The fourth chart compares butter and sugar quantities for the recipes. The Steingarten recipe is farthest to the upper right with the most butter and most sugar.
(Here is a link to my chocolate chip cookie chart in my Tableau Public space if you want to view it there)
Although I’m sure that the food industry has people that make lots of charts exploring the make-up of chocolate chip cookies — attempting to understand how to improve flavor, reduce costs, and so on — for a hobbyist like me the charts turned out to be a somewhat futile exercise, resulting on only a reinforcing of the idea that cookie recipes can vary significantly and confirming my initial impression that the Torres/Leite cookies had more chocolate than average.
When a three-day rainstorm hits the Bay Area on a weekend this winter, perhaps I’ll try taking this exercise to the next level: baking each cookie and comparing my preference with their ingredients — a chart comparing my ranking with the butter to sugar ratio, for example. Like this exercise, it might not tell me anything new, but the experimental samples will be a worthwhile result.
The list of recipes used for the charts (for the recipes in the comments at Megnut, you’ll need to scroll down and/or do a search because the comments have lost their links).
- Alton Brown
- Robyn (in comments at Megnut)
- Cook’s Illustrated
- The Cookie Book (in comments at Megnut)
- Alice Medrich
- Kayjay (in comments at Megnut)
- Debbie at Parents Need to Eat Too
- Wes at gastronomyblog.com
- Sol (in comments at Megnut)
- David Lebovitz (in comments at Megnut), a recipe from his Great Book of Chocolate
- Toll House
- Megnut’s “Mean” Cookies
Phase Space of Recipes
For a few years, Harvard University hosted a series of public lectures about the science of food and cooking. The lectures covered a wide variety of topics — including emulsions, baking, chocolate, proteins, fermentation — and were delivered by some top talents — like Harold McGee, Ferran Adria, Grant Achatz, David Chang, Dominique Crenn. They are currently available on YouTube and from their podcasting service (look for Science and Cooking from Harvard University).

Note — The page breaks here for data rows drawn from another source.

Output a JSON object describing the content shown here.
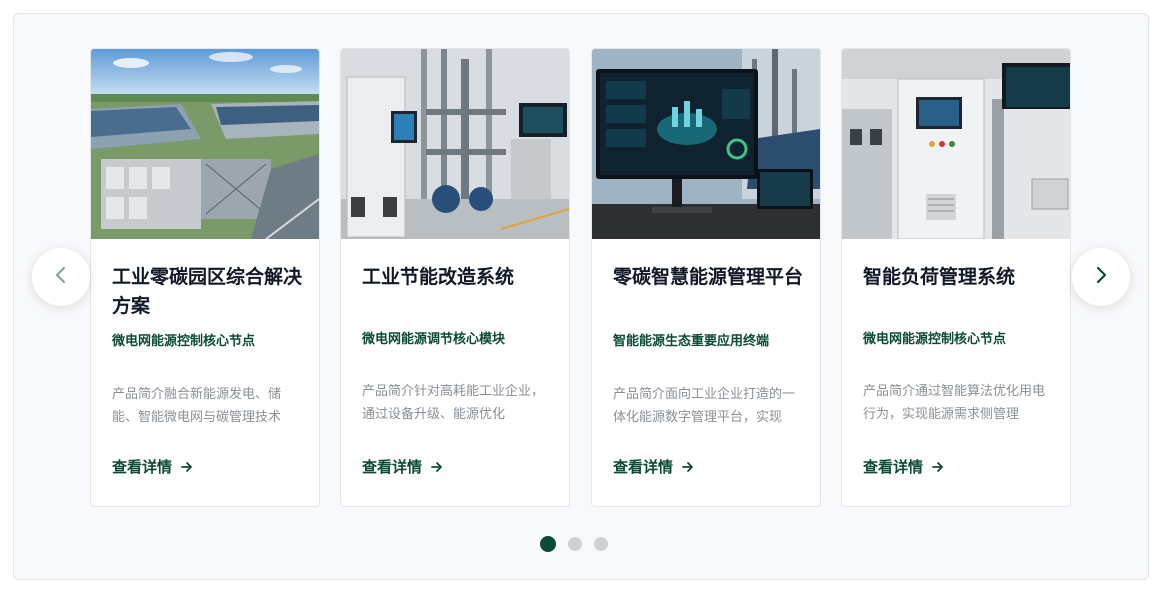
{
  "carousel": {
    "prev_label": "‹",
    "next_label": "›",
    "cards": [
      {
        "title": "工业零碳园区综合解决方案",
        "subtitle": "微电网能源控制核心节点",
        "description": "产品简介融合新能源发电、储能、智能微电网与碳管理技术",
        "link_label": "查看详情"
      },
      {
        "title": "工业节能改造系统",
        "subtitle": "微电网能源调节核心模块",
        "description": "产品简介针对高耗能工业企业，通过设备升级、能源优化",
        "link_label": "查看详情"
      },
      {
        "title": "零碳智慧能源管理平台",
        "subtitle": "智能能源生态重要应用终端",
        "description": "产品简介面向工业企业打造的一体化能源数字管理平台，实现",
        "link_label": "查看详情"
      },
      {
        "title": "智能负荷管理系统",
        "subtitle": "微电网能源控制核心节点",
        "description": "产品简介通过智能算法优化用电行为，实现能源需求侧管理",
        "link_label": "查看详情"
      }
    ],
    "pagination": {
      "total": 3,
      "active": 0
    }
  },
  "colors": {
    "accent": "#0e4a38",
    "title": "#111827",
    "muted": "#8a8f98",
    "dot_inactive": "#cdd2d8"
  }
}
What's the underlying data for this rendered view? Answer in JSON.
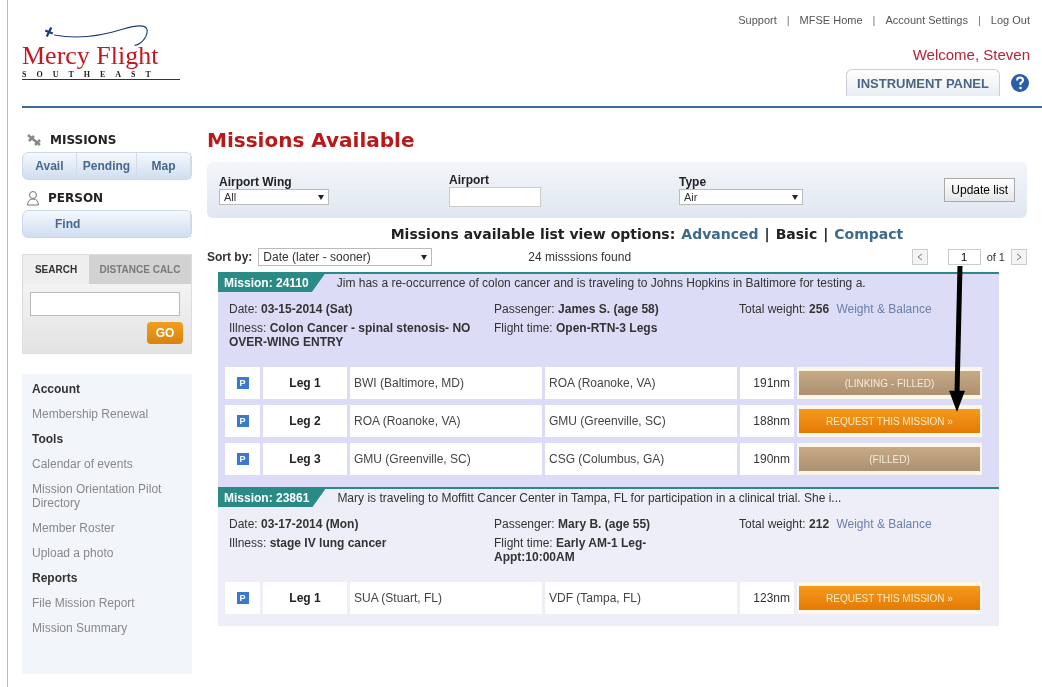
{
  "top_links": [
    "Support",
    "MFSE Home",
    "Account Settings",
    "Log Out"
  ],
  "link_separator": "|",
  "logo": {
    "name": "Mercy Flight",
    "tagline": "SOUTHEAST"
  },
  "welcome": "Welcome, Steven",
  "instrument_tab": "INSTRUMENT PANEL",
  "sidebar": {
    "missions_heading": "MISSIONS",
    "mission_tabs": [
      "Avail",
      "Pending",
      "Map"
    ],
    "person_heading": "PERSON",
    "find": "Find",
    "search_tabs": [
      {
        "label": "SEARCH",
        "selected": true
      },
      {
        "label": "DISTANCE CALC",
        "selected": false
      }
    ],
    "go": "GO",
    "links": [
      {
        "kind": "heading",
        "text": "Account"
      },
      {
        "kind": "link",
        "text": "Membership Renewal"
      },
      {
        "kind": "heading",
        "text": "Tools"
      },
      {
        "kind": "link",
        "text": "Calendar of events"
      },
      {
        "kind": "link",
        "text": "Mission Orientation Pilot Directory"
      },
      {
        "kind": "link",
        "text": "Member Roster"
      },
      {
        "kind": "link",
        "text": "Upload a photo"
      },
      {
        "kind": "heading",
        "text": "Reports"
      },
      {
        "kind": "link",
        "text": "File Mission Report"
      },
      {
        "kind": "link",
        "text": "Mission Summary"
      }
    ]
  },
  "title": "Missions Available",
  "filters": [
    {
      "kind": "select",
      "label": "Airport Wing",
      "value": "All"
    },
    {
      "kind": "text",
      "label": "Airport"
    },
    {
      "kind": "select",
      "label": "Type",
      "value": "Air"
    }
  ],
  "update_button": "Update list",
  "view_options": {
    "label": "Missions available list view options:",
    "separator": "|",
    "options": [
      {
        "label": "Advanced",
        "selected": false
      },
      {
        "label": "Basic",
        "selected": true
      },
      {
        "label": "Compact",
        "selected": false
      }
    ]
  },
  "sort": {
    "label": "Sort by:",
    "value": "Date (later - sooner)"
  },
  "count": "24 misssions found",
  "pager": {
    "page": "1",
    "of": "of 1"
  },
  "missions": [
    {
      "number": "Mission: 24110",
      "highlighted": true,
      "summary": "Jim has a re-occurrence of colon cancer and is traveling to Johns Hopkins in Baltimore for testing a.",
      "date": "Date: **03-15-2014 (Sat)**",
      "passenger": "Passenger: **James S. (age 58)**",
      "weight": "Total weight: **256**",
      "wb_link": "Weight & Balance",
      "illness": "Illness: **Colon Cancer - spinal stenosis- NO OVER-WING ENTRY**",
      "flight_time": "Flight time: **Open-RTN-3 Legs**",
      "legs": [
        {
          "badge": "P",
          "leg": "Leg 1",
          "from": "BWI (Baltimore, MD)",
          "to": "ROA (Roanoke, VA)",
          "distance": "191nm",
          "status": {
            "kind": "filled",
            "label": "(LINKING - FILLED)"
          }
        },
        {
          "badge": "P",
          "leg": "Leg 2",
          "from": "ROA (Roanoke, VA)",
          "to": "GMU (Greenville, SC)",
          "distance": "188nm",
          "status": {
            "kind": "request",
            "label": "REQUEST THIS MISSION »"
          }
        },
        {
          "badge": "P",
          "leg": "Leg 3",
          "from": "GMU (Greenville, SC)",
          "to": "CSG (Columbus, GA)",
          "distance": "190nm",
          "status": {
            "kind": "filled",
            "label": "(FILLED)"
          }
        }
      ]
    },
    {
      "number": "Mission: 23861",
      "highlighted": false,
      "summary": "Mary is traveling to Moffitt Cancer Center in Tampa, FL for participation in a clinical trial. She i...",
      "date": "Date: **03-17-2014 (Mon)**",
      "passenger": "Passenger: **Mary B. (age 55)**",
      "weight": "Total weight: **212**",
      "wb_link": "Weight & Balance",
      "illness": "Illness: **stage IV lung cancer**",
      "flight_time": "Flight time: **Early AM-1 Leg-Appt:10:00AM**",
      "legs": [
        {
          "badge": "P",
          "leg": "Leg 1",
          "from": "SUA (Stuart, FL)",
          "to": "VDF (Tampa, FL)",
          "distance": "123nm",
          "status": {
            "kind": "request",
            "label": "REQUEST THIS MISSION »"
          }
        }
      ]
    }
  ]
}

Each lecture is preceded by a short talk by one of the faculty members. In the introduction to the lecture called “Bakistry” (delivered by Joanne Chang from Flour in Boston), the speaker brought up the subject of “phase diagrams of recipes.” Or, in other words, plotting one ingredient against another, just like what I did above.

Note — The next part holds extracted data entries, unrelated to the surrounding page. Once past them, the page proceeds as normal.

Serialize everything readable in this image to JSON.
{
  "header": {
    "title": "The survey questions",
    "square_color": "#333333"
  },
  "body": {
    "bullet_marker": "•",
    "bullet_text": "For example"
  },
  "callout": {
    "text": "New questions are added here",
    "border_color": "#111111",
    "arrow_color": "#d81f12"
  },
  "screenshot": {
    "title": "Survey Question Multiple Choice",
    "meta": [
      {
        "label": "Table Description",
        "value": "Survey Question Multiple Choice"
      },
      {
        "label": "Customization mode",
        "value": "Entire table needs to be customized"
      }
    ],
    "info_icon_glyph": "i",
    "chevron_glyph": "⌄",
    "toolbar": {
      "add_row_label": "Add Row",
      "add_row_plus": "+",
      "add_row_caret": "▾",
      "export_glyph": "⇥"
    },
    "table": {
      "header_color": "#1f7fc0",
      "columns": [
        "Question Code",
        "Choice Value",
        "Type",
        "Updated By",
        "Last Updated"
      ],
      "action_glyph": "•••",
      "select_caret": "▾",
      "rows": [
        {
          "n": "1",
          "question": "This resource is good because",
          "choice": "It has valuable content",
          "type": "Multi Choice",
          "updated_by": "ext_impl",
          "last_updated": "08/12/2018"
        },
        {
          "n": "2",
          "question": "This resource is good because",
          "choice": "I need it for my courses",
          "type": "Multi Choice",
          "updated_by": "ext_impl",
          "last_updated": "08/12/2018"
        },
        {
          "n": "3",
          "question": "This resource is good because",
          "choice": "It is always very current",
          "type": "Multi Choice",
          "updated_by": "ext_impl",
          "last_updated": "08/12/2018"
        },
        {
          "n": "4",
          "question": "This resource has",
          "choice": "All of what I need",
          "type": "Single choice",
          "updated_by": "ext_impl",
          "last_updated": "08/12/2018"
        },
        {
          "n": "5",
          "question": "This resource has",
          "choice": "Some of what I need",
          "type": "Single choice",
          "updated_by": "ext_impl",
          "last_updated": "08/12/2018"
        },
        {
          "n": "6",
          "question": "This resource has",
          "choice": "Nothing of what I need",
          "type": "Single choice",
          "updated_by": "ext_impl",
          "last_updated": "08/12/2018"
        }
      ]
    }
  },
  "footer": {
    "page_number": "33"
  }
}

A group of Harvard students that included Elaine Angelino, Diana Cai, Madelaine Boyd, Shelby Lin, Julie Monrad, Naveen Sinha, Jessica Stanchfield, and Alec Dah-Wei Yeh were ambitious. Instead of looking at a dozen or so recipes, they wrote programs that downloaded around 40,000 recipes from AllRecipes.com, extracted the ingredients, and complied them into a useful format (did the team ever publish their results?).

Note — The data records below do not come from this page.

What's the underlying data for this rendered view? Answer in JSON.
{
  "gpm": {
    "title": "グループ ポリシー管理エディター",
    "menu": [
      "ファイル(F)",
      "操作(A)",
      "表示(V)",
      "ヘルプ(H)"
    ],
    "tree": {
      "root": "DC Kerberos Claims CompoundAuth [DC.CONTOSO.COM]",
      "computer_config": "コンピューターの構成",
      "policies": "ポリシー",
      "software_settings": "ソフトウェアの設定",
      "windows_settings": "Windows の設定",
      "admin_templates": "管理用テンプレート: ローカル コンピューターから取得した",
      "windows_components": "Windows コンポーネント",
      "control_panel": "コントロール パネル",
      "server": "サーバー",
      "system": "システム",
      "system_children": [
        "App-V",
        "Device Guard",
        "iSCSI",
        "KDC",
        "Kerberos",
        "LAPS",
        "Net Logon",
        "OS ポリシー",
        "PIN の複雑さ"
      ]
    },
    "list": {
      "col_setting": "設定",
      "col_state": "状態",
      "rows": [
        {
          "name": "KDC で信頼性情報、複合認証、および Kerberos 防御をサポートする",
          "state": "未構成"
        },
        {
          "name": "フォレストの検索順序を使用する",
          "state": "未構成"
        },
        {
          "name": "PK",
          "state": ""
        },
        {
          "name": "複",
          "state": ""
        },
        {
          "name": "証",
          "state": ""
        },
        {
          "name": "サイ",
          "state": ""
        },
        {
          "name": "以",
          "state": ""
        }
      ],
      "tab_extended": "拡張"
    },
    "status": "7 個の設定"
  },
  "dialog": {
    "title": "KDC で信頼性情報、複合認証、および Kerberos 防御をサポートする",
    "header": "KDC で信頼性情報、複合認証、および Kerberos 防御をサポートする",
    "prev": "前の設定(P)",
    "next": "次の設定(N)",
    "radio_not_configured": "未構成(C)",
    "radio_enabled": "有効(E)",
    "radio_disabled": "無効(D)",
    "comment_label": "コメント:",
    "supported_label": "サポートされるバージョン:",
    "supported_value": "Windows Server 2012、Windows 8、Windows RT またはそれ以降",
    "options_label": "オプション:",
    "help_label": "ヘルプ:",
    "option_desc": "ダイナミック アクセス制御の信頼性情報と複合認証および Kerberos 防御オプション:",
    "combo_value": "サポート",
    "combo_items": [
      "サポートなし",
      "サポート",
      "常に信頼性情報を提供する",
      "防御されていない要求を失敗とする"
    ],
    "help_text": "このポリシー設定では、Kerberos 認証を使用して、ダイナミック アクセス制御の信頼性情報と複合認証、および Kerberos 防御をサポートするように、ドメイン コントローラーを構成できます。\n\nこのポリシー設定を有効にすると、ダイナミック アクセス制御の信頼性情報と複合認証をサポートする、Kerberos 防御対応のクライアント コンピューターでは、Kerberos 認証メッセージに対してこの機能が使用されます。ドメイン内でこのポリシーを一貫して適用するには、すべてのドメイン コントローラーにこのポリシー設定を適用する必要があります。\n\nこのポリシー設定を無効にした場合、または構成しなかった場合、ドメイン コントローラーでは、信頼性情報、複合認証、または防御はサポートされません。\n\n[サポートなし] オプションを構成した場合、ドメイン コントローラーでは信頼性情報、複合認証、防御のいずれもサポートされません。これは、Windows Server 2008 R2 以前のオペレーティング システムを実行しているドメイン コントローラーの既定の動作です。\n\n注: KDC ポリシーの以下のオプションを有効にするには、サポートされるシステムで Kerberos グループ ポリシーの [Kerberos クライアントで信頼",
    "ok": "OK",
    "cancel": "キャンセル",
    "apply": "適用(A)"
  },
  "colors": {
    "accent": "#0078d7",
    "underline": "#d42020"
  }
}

Then they started plotting. The figure below, which is a screen grab from the YouTube version of the lecture, shows the flour-sugar “recipe space” for brownies (pink) and sugar cookies (blue), with the speaker’s favorite recipe marked with a star. Only a small region of phase space contains brownies, and only a small region contains sugar cookies. What explains this? Is it history or science? The speaker proposes two possibilities: 1) History set the basic recipe, and everyone following tinkers. 2) The “laws of physics are brutal”: all good brownie recipes to date fit into the phase space, and a brownie that doesn’t fit is not good to eat. I suspect it is #2: there is a lot of chemistry and physics in butter, sugar, flour and baking, and tripling the sugar in a brownie will turn it into something completely different (like fudge).
The discussion of bakery phase diagrams runs from 2:29 – 11:00 here: Bakistry, lecture by Joanne Chang (starting at 2:29) on YouTube.